On retrouve avec plaisir la littérature post romantique allemande du 19ème siècle dans ce beau roman initiatique. Une écriture simple et éloquente.
Victor, un adolescent, prêt à commencer son premier emploi part quelques jours chez son oncle à sa demande. Ce parent qu’il n’a jamais vu, vit sur une petite île dont il est le seul habitant avec ses deux serviteurs qui sont sa cuisinière et son valet. Avare d’explication et adoptant un horaire très strict, le vieil homme imposera cet exil à Victor qui en sera complètement dérouté dans un premier temps. Peu à peu, il s’adaptera à cet atmosphère pour arriver progressivement à trouver sa voie.
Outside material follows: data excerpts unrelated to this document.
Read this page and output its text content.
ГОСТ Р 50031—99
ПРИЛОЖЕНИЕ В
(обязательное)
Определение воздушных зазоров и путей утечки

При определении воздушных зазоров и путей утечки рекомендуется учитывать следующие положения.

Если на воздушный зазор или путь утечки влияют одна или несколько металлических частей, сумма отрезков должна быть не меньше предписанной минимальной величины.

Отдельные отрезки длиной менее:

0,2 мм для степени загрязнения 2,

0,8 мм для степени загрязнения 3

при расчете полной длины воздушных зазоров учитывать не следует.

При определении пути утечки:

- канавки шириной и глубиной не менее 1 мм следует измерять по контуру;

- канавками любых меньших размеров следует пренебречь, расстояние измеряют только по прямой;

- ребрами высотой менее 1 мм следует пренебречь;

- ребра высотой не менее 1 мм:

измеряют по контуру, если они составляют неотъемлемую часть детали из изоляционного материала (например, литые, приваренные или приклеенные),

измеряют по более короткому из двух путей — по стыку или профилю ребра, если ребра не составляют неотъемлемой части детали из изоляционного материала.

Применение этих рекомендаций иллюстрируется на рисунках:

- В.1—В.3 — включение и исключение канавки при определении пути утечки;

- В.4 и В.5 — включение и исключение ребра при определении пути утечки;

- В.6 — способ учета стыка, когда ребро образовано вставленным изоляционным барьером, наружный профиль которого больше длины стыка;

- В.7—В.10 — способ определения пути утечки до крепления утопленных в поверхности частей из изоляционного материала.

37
Le vieil homme aura réussi sans grand discours à lui transmettre les valeurs qui lui semblent indispensables pour être un homme. Pour ce vieux célibataire, sa mission est accomplie, les secrets de famille dévoilés, le flambeau est délégué. Victor, prêt à commencer son parcours, changé de ses nouvelles connaissances, repart grandi de ce lieu étrange.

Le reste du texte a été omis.